On February 17, Japan’s NEC Corporation announced that it had secured a contract from Japan International Cooperation Agency (JICA) to help boost Southeast Asian cyber capabilities. The move is just the latest in a series that highlights Tokyo’s ongoing efforts to expand its security role in the subregion, including in the cyber domain.
According to a statement by the NEC Corporation, it has been charged with providing cyber-attack defense for officials from governmental institutions responsible for cyber security in six members of the Association of Southeast Asian Nations (ASEAN) – Indonesia, Vietnam, the Philippines, Myanmar, Laos, and Cambodia. The training will take place in Japan over a three year period, with the aim of improving incident response as well as the implementation of countermeasures. The first round is scheduled from February 20 to March 3.
The news comes as no surprise to seasoned observers of Asian security. As I have noted previously, since Prime Minister Shinzo Abe’s return to office in December 2012, Japan has invested more in the defense side of its relationships in Southeast Asia, making inroads with several individual countries but also with ASEAN as a bloc with the convening of the inaugural ASEAN-Japan Defense Ministers’ Informal Meeting back in December 2014. At the second iteration of that meeting in December in the Lao capital of Vientiane, Defense Minister Tomomi Inada unveiled what officials have said is Japan’s first comprehensive regionwide initiative for defense cooperation, called the Vientiane Vision (See: “Japan Reveals First ASEAN Defense Initiative with Vientiane Vision”).

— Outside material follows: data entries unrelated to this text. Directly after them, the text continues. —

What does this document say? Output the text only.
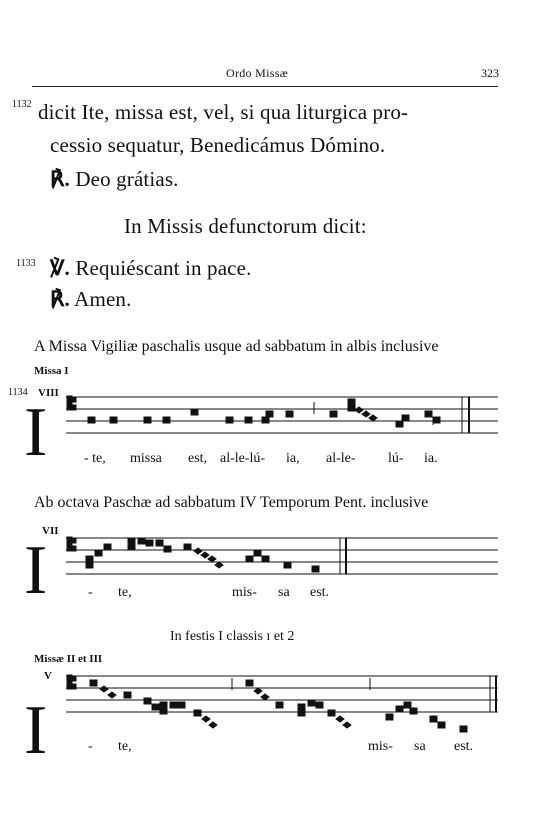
Ordo Missæ	323
1132 dicit Ite, missa est, vel, si qua liturgica pro-
cessio sequatur, Benedicámus Dómino.
℟. Deo grátias.
In Missis defunctorum dicit:
1133 ℣. Requiéscant in pace.
℟. Amen.
A Missa Vigiliæ paschalis usque ad sabbatum in albis inclusive
Missa I
1134 VIII
I
Ab octava Paschæ ad sabbatum IV Temporum Pent. inclusive
VII
I
In festis I classis ɪ et 2
Missæ II et III
V
I
- te, missa est, al-le-lú- ia, al-le- lú- ia.
- te,	mis- sa est.
- te,	mis- sa est.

More specifically, cybersecurity has been an area of focus for Japan and Southeast Asian states in their growing defense relationship. That makes sense for both sides. From a Southeast Asian perspective, the events of the last few years have exposed their cyber vulnerabilities, and addressing them is crucial in order to construct a secure information and communications network, to foster a stable business environment, and to secure the nation, including its critical infrastructure.
That is why we have seen ASEAN states focusing more on boosting their capabilities as well as working more with each other and extraregional partners as well such as Japan. Examples abound, whether it is Indonesia’s effort to create a new cyber agency, Singapore’s new ASEAN Cyber Capacity Program (ACCP) announced at the inaugural ASEAN Ministerial Conference on Cybersecurity last October, or the Philippines’ proposal to establish a cyber security working group within the ASEAN Defense Ministers Meeting Plus (ADMM-Plus) that was accepted last year (See: “Singapore Unveils New ASEAN Cyber Initiative”).

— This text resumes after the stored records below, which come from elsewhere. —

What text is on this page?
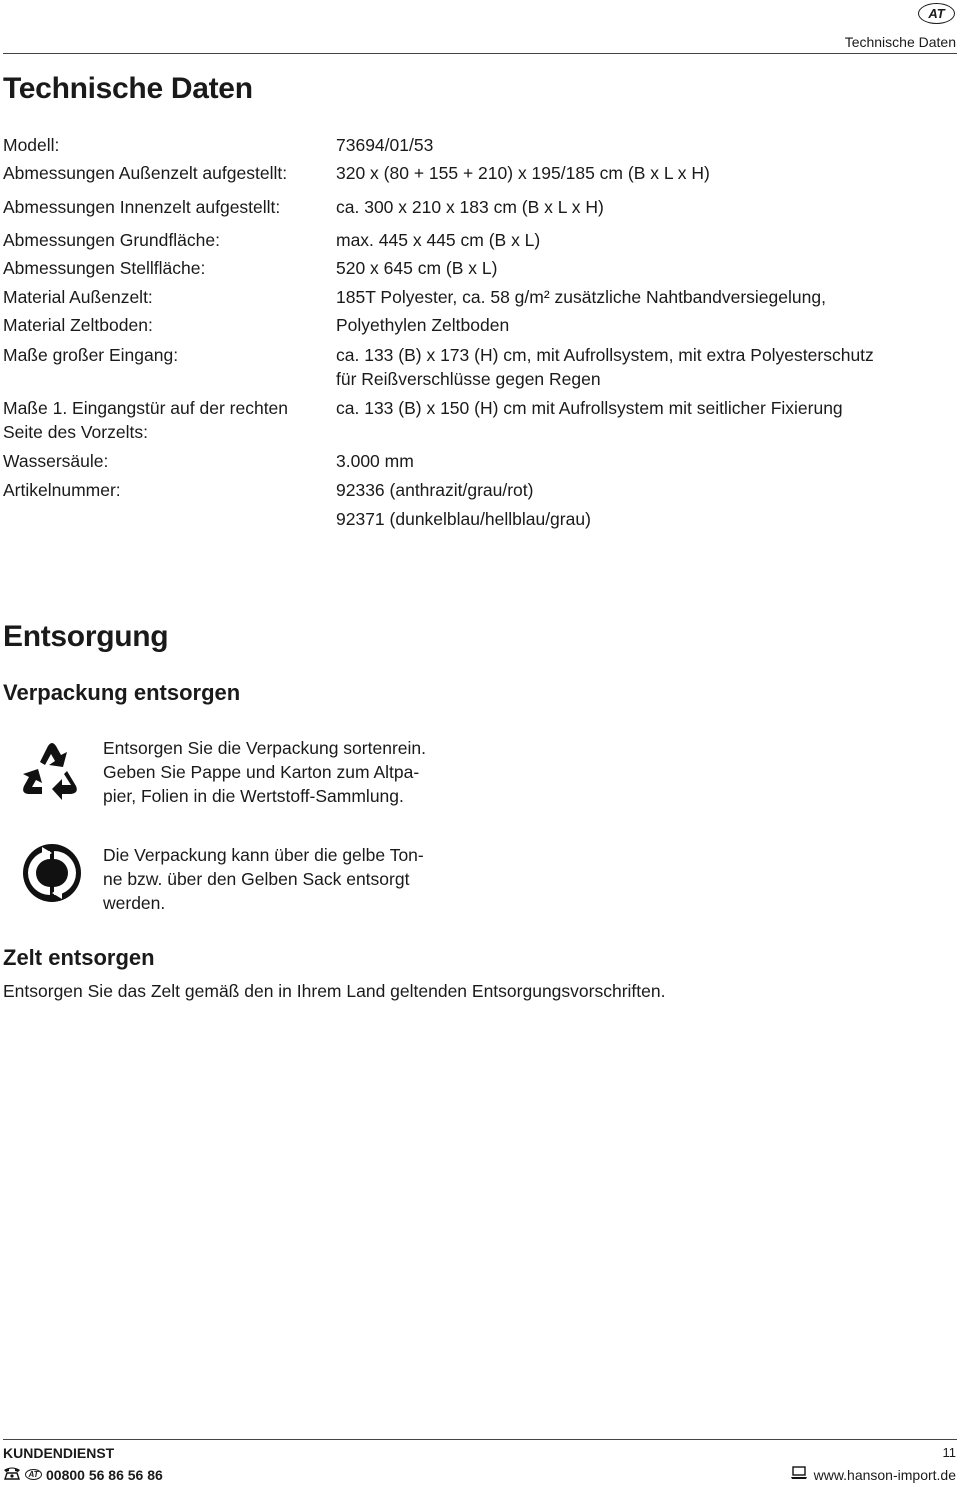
AT
Technische Daten
Technische Daten
Modell:	73694/01/53
Abmessungen Außenzelt aufgestellt:	320 x (80 + 155 + 210) x 195/185 cm (B x L x H)
Abmessungen Innenzelt aufgestellt:	ca. 300 x 210 x 183 cm (B x L x H)
Abmessungen Grundfläche:	max. 445 x 445 cm (B x L)
Abmessungen Stellfläche:	520 x 645 cm (B x L)
Material Außenzelt:	185T Polyester, ca. 58 g/m² zusätzliche Nahtbandversiegelung,
Material Zeltboden:	Polyethylen Zeltboden
Maße großer Eingang:	ca. 133 (B) x 173 (H) cm, mit Aufrollsystem, mit extra Polyesterschutz
für Reißverschlüsse gegen Regen
Maße 1. Eingangstür auf der rechten
Seite des Vorzelts:
ca. 133 (B) x 150 (H) cm mit Aufrollsystem mit seitlicher Fixierung
Wassersäule:	3.000 mm
Artikelnummer:	92336 (anthrazit/grau/rot)
92371 (dunkelblau/hellblau/grau)
Entsorgung
Verpackung entsorgen
Entsorgen Sie die Verpackung sortenrein.
Geben Sie Pappe und Karton zum Altpa-
pier, Folien in die Wertstoff-Sammlung.
Die Verpackung kann über die gelbe Ton-
ne bzw. über den Gelben Sack entsorgt
werden.
Zelt entsorgen
Entsorgen Sie das Zelt gemäß den in Ihrem Land geltenden Entsorgungsvorschriften.
KUNDENDIENST	11
AT 00800 56 86 56 86	www.hanson-import.de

From Japan’s perspective, partnering with Southeast Asia is a logical move. At general level, there is a convergence in threat perceptions, especially as Japan’s vulnerability to cyber attacks has been exposed in a series of high-profile breaches over the past few years. At the same time, as Japan has begun investing more in cybersecurity efforts in recent years to address its glaring deficiencies – not just in technology, but broader capacity-building including exercises and expertise – its capabilities are of interest to less capable Southeast Asian states. More broadly, creating a stable, secure and prosperous subregion is not only in line with Japan’s role as a key player in regional economic and security challenges, but helps promote Japanese economic, security, and business interests as well.
Given all this, it is no surprise that Japan-ASEAN cooperation in the cyber realm has been expanding over the past few years. Cyber has been addressed as part of the ASEAN-Japan Information Security Policy Meeting, which has been held since 2009, but also various other mechanisms, dialogues, and initiatives with varying degrees of specificity like the ministerial policy meeting on cybersecurity cooperation. Much of this has been directed at addressing the expressed need from Southeast Asian states for more technical and financial assistance to carry out training and other exchanges and dialogues for various security services.
The training by the NEC announced last week is yet another example of Japan’s ongoing efforts in the cyber realm with Southeast Asian states. It features not just lectures on the latest threats and security measures, but also drills similar to the ones that have been conducted by the Japanese government for its own security and visits to select cyber security-related facilities in the country. This will no doubt be useful for Southeast Asian states as they formulate their own responses to one of the critical challenges of the 21st century. But it will also be an opportunity for Japan to better understand as well as shape the subregion within which its own security challenges play out.